If you're married or divorced and planning for retirement, you should know that you may qualify for Social Security spousal benefits that can significantly increase your retirement income. However, there are some rules surrounding who can collect spousal benefits and how much money you can receive in spousal benefits. Read on to learn more about this valuable source of retirement income.

No. 1: Who gets them?

Social Security offers spousal benefits to any spouse who doesn't qualify for benefits or only qualifies for limited benefits based on their own work record.

A senior couple sitting on the floor, looking at a laptop, with backpacks beside them.

IMAGE SOURCE: GETTY IMAGES.

Qualifying for Social Security requires accumulating 40 work credits, and collecting those credits usually involves 10 years of working at a job that's subject to Federal Insurance Contributions Act (FICA) taxes.

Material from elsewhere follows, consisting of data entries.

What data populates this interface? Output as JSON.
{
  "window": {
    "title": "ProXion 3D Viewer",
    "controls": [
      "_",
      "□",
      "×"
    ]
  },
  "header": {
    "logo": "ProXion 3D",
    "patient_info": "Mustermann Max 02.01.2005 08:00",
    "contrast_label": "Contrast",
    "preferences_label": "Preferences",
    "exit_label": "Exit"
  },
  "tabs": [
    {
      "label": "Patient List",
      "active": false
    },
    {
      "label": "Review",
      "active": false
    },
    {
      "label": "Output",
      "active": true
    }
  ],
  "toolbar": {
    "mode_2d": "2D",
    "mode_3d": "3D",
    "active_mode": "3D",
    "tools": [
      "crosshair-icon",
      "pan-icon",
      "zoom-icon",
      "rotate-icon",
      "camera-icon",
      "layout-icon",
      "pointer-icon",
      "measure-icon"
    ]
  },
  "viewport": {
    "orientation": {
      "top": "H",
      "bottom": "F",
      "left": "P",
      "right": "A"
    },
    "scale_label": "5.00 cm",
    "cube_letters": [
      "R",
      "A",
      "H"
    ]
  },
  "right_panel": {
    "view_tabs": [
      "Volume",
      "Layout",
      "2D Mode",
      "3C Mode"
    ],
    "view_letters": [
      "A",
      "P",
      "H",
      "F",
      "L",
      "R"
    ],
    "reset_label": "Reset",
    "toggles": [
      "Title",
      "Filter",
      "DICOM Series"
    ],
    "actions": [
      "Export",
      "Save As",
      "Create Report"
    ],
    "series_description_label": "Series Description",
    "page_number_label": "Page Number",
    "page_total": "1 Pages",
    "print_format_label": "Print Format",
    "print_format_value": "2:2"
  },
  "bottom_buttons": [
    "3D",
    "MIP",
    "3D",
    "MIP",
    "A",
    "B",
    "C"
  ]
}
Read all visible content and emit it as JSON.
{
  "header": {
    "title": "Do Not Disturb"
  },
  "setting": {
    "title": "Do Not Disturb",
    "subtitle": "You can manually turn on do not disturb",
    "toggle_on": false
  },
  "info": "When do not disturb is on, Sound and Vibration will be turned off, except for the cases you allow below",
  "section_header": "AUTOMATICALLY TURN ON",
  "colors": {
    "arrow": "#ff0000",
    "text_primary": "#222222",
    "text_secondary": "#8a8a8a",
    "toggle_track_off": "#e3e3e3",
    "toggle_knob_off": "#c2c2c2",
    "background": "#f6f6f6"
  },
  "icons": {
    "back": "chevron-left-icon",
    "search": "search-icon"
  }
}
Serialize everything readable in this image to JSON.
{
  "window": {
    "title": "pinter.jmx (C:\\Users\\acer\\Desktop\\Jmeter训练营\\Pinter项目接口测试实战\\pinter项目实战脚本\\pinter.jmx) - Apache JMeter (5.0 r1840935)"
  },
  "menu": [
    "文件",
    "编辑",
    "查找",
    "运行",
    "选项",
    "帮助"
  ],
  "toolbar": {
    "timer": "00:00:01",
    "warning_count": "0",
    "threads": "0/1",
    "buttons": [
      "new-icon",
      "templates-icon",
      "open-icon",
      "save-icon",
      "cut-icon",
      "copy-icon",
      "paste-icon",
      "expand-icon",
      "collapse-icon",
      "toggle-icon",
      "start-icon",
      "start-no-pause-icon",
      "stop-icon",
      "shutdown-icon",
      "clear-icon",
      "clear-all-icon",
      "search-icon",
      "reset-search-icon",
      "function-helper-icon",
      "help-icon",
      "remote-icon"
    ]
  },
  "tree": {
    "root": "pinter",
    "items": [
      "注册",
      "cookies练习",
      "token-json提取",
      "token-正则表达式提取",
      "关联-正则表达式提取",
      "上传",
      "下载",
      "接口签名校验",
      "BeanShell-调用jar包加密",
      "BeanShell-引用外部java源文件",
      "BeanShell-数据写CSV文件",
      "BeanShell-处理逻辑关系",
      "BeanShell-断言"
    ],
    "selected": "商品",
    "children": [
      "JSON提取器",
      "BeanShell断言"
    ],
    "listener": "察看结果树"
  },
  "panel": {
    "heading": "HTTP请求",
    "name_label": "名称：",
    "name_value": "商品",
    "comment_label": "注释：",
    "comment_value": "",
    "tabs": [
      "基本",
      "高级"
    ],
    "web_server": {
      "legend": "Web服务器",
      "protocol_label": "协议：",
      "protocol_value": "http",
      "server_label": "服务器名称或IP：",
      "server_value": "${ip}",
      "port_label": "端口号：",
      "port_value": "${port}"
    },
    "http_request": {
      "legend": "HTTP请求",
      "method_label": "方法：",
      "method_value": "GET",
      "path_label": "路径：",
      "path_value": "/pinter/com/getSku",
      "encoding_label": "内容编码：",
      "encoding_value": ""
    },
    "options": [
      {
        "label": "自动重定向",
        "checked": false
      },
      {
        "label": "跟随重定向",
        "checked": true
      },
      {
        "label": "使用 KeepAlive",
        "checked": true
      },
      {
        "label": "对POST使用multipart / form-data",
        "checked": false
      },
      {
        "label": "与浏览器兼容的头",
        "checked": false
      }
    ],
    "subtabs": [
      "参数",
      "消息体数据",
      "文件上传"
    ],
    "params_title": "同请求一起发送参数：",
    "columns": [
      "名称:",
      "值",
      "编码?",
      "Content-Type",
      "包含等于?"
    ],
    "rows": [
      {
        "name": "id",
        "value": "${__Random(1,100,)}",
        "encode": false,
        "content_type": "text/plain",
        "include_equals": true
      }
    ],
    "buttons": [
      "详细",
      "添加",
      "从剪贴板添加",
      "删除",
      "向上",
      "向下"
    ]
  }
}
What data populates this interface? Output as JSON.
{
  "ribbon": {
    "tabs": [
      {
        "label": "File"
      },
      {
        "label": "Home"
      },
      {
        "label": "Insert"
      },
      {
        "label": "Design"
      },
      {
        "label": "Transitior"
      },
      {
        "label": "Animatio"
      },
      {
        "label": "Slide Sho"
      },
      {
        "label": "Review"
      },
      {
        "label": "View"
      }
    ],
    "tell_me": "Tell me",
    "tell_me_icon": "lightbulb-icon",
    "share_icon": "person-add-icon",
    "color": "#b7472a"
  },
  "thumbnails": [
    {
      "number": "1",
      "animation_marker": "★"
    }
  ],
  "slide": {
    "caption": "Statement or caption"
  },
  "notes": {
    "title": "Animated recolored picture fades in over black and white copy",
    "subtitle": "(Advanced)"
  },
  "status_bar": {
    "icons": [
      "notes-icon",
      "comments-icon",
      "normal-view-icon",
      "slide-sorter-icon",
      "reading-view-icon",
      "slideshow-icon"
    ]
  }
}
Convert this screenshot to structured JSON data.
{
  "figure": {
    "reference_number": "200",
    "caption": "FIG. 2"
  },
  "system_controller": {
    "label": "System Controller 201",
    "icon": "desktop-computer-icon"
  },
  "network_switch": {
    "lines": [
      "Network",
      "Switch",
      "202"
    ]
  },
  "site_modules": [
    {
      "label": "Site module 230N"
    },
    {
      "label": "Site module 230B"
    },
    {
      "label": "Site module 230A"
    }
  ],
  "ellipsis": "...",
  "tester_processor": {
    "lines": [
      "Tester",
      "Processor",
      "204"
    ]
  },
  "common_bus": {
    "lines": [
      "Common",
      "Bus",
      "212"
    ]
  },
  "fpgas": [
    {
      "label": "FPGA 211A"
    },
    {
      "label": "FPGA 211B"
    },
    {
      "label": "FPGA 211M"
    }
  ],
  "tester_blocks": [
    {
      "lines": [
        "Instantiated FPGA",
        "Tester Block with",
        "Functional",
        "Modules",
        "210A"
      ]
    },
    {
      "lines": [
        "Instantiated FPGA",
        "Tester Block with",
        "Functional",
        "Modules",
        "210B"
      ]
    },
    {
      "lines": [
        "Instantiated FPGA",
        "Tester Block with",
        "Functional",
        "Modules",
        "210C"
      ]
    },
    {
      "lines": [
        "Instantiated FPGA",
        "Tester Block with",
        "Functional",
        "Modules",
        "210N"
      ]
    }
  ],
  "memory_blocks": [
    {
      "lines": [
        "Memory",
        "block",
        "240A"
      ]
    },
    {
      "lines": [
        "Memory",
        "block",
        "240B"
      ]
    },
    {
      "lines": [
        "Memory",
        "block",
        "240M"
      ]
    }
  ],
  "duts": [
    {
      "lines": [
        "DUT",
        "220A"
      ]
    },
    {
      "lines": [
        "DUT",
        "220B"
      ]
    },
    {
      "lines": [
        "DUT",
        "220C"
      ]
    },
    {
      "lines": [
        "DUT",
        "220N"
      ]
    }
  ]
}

Furthermore, Social Security calculates the amount it awards in benefits based on a worker's 35 highest-earning years. If you work fewer than 35 years, zeros will be used in the calculation, resulting in a significantly lower benefit.

As you can imagine, this design makes it likely a spouse with a limited work history will only qualify for a small benefit or no benefit at all. To guard against the risk of that happening, spouses can collect Social Security benefits that are based on the working spouse's work history, rather than his or her own. This can provide critical financial support to current spouses, including same-sex couples and ex-spouses.

No. 2: How much can you get?

A spouse can get up to 50% of the benefits owed to the working spouse at full retirement age, which is the age at which the working spouse can collect 100% of the benefits to which they're entitled. This amount is known as the primary insurance amount, or PIA.

Spousal benefits are only awarded if the working spouse has already claimed their own benefit and the person claiming spousal benefits will only get the full 50% they're entitled to if they wait until their own full retirement age to claim them.

A person claiming spousal benefits can do so as young as age 62 (there's an exception that I'll cover in a minute), but their monthly spousal benefit is reduced by a fixed amount for every month they claim earlier than their full retirement age. For example, a person born in or after 1960 has a full retirement age of 67. If that person claims spousal benefits at age 67, they'd get 50% of whatever their working spouse's full retirement benefit amount is. However, if they claim early at age 62, then their 50% benefit would be reduced by 35%.

The following table provides three examples of how much a person entitled to $500 per month in spousal benefits at full retirement age would receive if they claimed at age 62 instead.

Birth Year

Full Retirement Age

At Age 62, a $500 Spousal Benefit Would Be Reduced to:

% Reduction

1943-1954

66

$350

30.00%

1957

66 and 6 months

$337

32.50%

1960 and later

67

$325

35.00%

Data source: Social Security Administration.

No. 3: What are the rules for ex-spouses?

One misconception is that divorced spouses can't qualify for spousal benefits. That's not true. If the divorced spouse is unmarried or widowed, is at least age 62, and was married to the working spouse for at least 10 years, then they can receive spousal benefits, too.

An ex-spouse who claims spousal benefits is subject to the same claim-early reduction rules, but the working ex-spouse doesn't have to have claimed benefits already for spousal benefits to be paid, unless the couple divorced less than two years before.

Another misconception is that a divorced person claiming spousal benefits will reduce the ex-spouse's benefits. That's not true, either. A former spouse who receives spousal benefits has no impact on the amount of benefits that can be paid to the working ex-spouse or their family.

Can anyone else qualify for spousal benefits?

I mentioned there's an exception to the age 62 requirement for claiming spousal benefits. If you're a spouse younger than 62 and you care for a child who qualifies for Social Security benefits on the working spouse's record, then you can receive spousal benefits at any age until the child turns 16. Importantly, the claim-early reduction doesn't apply in these cases, so the spouse would receive the full 50% of PIA they're entitled to, regardless of their age.

However, these spousal benefits will stop once the child is 16, unless you're age 62. If you are at least age 62, then your spousal benefit would then become subject to the claim-early reduction.

Overall, the rules regarding spousal benefits can be complex, so if you're unsure of your benefits, make sure you do your research so you aren't shortchanged in retirement.